L'implication des entreprises françaises dans le développement de la région a également été saluée. Alstom est le fer de lance du développement du système de tramway d'AlUla, tandis que le Sharaan Resort, conçu par le célèbre architecte français Jean Nouvel, prend forme sous l'expertise du groupe Bouygues. La réunion ministérielle s'est accompagnée d'un important forum d'affaires réunissant les dirigeants des plus grandes entreprises saoudiennes et leurs homologues français, soucieux du partenariat entre les deux pays. Ils ont eu le plaisir d'être reçus par le Président Macron à l'Élysée, en présence du ministre saoudien des Investissements et de son homologue français.
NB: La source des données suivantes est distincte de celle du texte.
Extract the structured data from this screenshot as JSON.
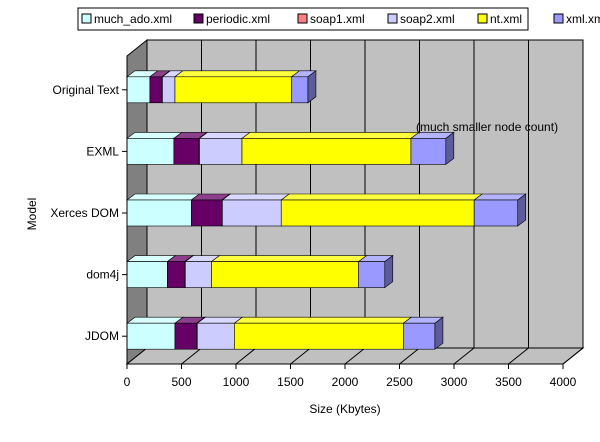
{
  "chart_data": {
    "type": "bar",
    "orientation": "horizontal",
    "stacked": true,
    "style": "3d",
    "title": "",
    "xlabel": "Size (Kbytes)",
    "ylabel": "Model",
    "xlim": [
      0,
      4000
    ],
    "x_ticks": [
      "0",
      "500",
      "1000",
      "1500",
      "2000",
      "2500",
      "3000",
      "3500",
      "4000"
    ],
    "grid": true,
    "legend_position": "top",
    "categories": [
      "Original Text",
      "EXML",
      "Xerces DOM",
      "dom4j",
      "JDOM"
    ],
    "series": [
      {
        "name": "much_ado.xml",
        "color": "#ccffff",
        "values": [
          210,
          430,
          590,
          370,
          440
        ]
      },
      {
        "name": "periodic.xml",
        "color": "#660066",
        "values": [
          110,
          230,
          280,
          160,
          200
        ]
      },
      {
        "name": "soap1.xml",
        "color": "#ff8080",
        "values": [
          5,
          5,
          5,
          5,
          5
        ]
      },
      {
        "name": "soap2.xml",
        "color": "#ccccff",
        "values": [
          115,
          390,
          540,
          240,
          340
        ]
      },
      {
        "name": "nt.xml",
        "color": "#ffff00",
        "values": [
          1070,
          1550,
          1770,
          1350,
          1550
        ]
      },
      {
        "name": "xml.xml",
        "color": "#9999ff",
        "values": [
          150,
          320,
          400,
          240,
          290
        ]
      }
    ],
    "annotations": [
      {
        "text": "(much smaller node count)",
        "category": "EXML"
      }
    ]
  }
}
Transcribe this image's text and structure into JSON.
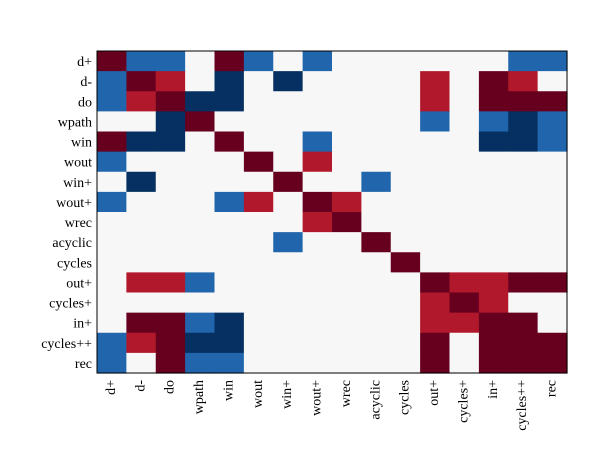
{
  "chart_data": {
    "type": "heatmap",
    "title": "",
    "xlabel": "",
    "ylabel": "",
    "labels": [
      "d+",
      "d-",
      "do",
      "wpath",
      "win",
      "wout",
      "win+",
      "wout+",
      "wrec",
      "acyclic",
      "cycles",
      "out+",
      "cycles+",
      "in+",
      "cycles++",
      "rec"
    ],
    "colors": {
      "0": "#f7f7f7",
      "1": "#2166ac",
      "2": "#053061",
      "3": "#b2182b",
      "4": "#67001f",
      "frame": "#000000"
    },
    "matrix": [
      [
        4,
        1,
        1,
        0,
        4,
        1,
        0,
        1,
        0,
        0,
        0,
        0,
        0,
        0,
        1,
        1
      ],
      [
        1,
        4,
        3,
        0,
        2,
        0,
        2,
        0,
        0,
        0,
        0,
        3,
        0,
        4,
        3,
        0
      ],
      [
        1,
        3,
        4,
        2,
        2,
        0,
        0,
        0,
        0,
        0,
        0,
        3,
        0,
        4,
        4,
        4
      ],
      [
        0,
        0,
        2,
        4,
        0,
        0,
        0,
        0,
        0,
        0,
        0,
        1,
        0,
        1,
        2,
        1
      ],
      [
        4,
        2,
        2,
        0,
        4,
        0,
        0,
        1,
        0,
        0,
        0,
        0,
        0,
        2,
        2,
        1
      ],
      [
        1,
        0,
        0,
        0,
        0,
        4,
        0,
        3,
        0,
        0,
        0,
        0,
        0,
        0,
        0,
        0
      ],
      [
        0,
        2,
        0,
        0,
        0,
        0,
        4,
        0,
        0,
        1,
        0,
        0,
        0,
        0,
        0,
        0
      ],
      [
        1,
        0,
        0,
        0,
        1,
        3,
        0,
        4,
        3,
        0,
        0,
        0,
        0,
        0,
        0,
        0
      ],
      [
        0,
        0,
        0,
        0,
        0,
        0,
        0,
        3,
        4,
        0,
        0,
        0,
        0,
        0,
        0,
        0
      ],
      [
        0,
        0,
        0,
        0,
        0,
        0,
        1,
        0,
        0,
        4,
        0,
        0,
        0,
        0,
        0,
        0
      ],
      [
        0,
        0,
        0,
        0,
        0,
        0,
        0,
        0,
        0,
        0,
        4,
        0,
        0,
        0,
        0,
        0
      ],
      [
        0,
        3,
        3,
        1,
        0,
        0,
        0,
        0,
        0,
        0,
        0,
        4,
        3,
        3,
        4,
        4
      ],
      [
        0,
        0,
        0,
        0,
        0,
        0,
        0,
        0,
        0,
        0,
        0,
        3,
        4,
        3,
        0,
        0
      ],
      [
        0,
        4,
        4,
        1,
        2,
        0,
        0,
        0,
        0,
        0,
        0,
        3,
        3,
        4,
        4,
        0
      ],
      [
        1,
        3,
        4,
        2,
        2,
        0,
        0,
        0,
        0,
        0,
        0,
        4,
        0,
        4,
        4,
        4
      ],
      [
        1,
        0,
        4,
        1,
        1,
        0,
        0,
        0,
        0,
        0,
        0,
        4,
        0,
        4,
        4,
        4
      ]
    ]
  }
}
Je souhaite au Président Macron et à la délégation qui l'accompagne un agréable séjour au sein du Royaume et une visite fructueuse qui contribuera à renforcer l'amitié et le partenariat entre les deux pays. Comme nous le disons en Arabie saoudite, «Ahlan Wa Sahlan Bikom»! (Soyez les bienvenus).
Fahad al-Ruwaily est l’ambassadeur du Gardien des Deux Saintes Mosquées auprès de la République française et de la principauté de Monaco. Il est également délégué permanent du Royaume auprès de l’Unesco.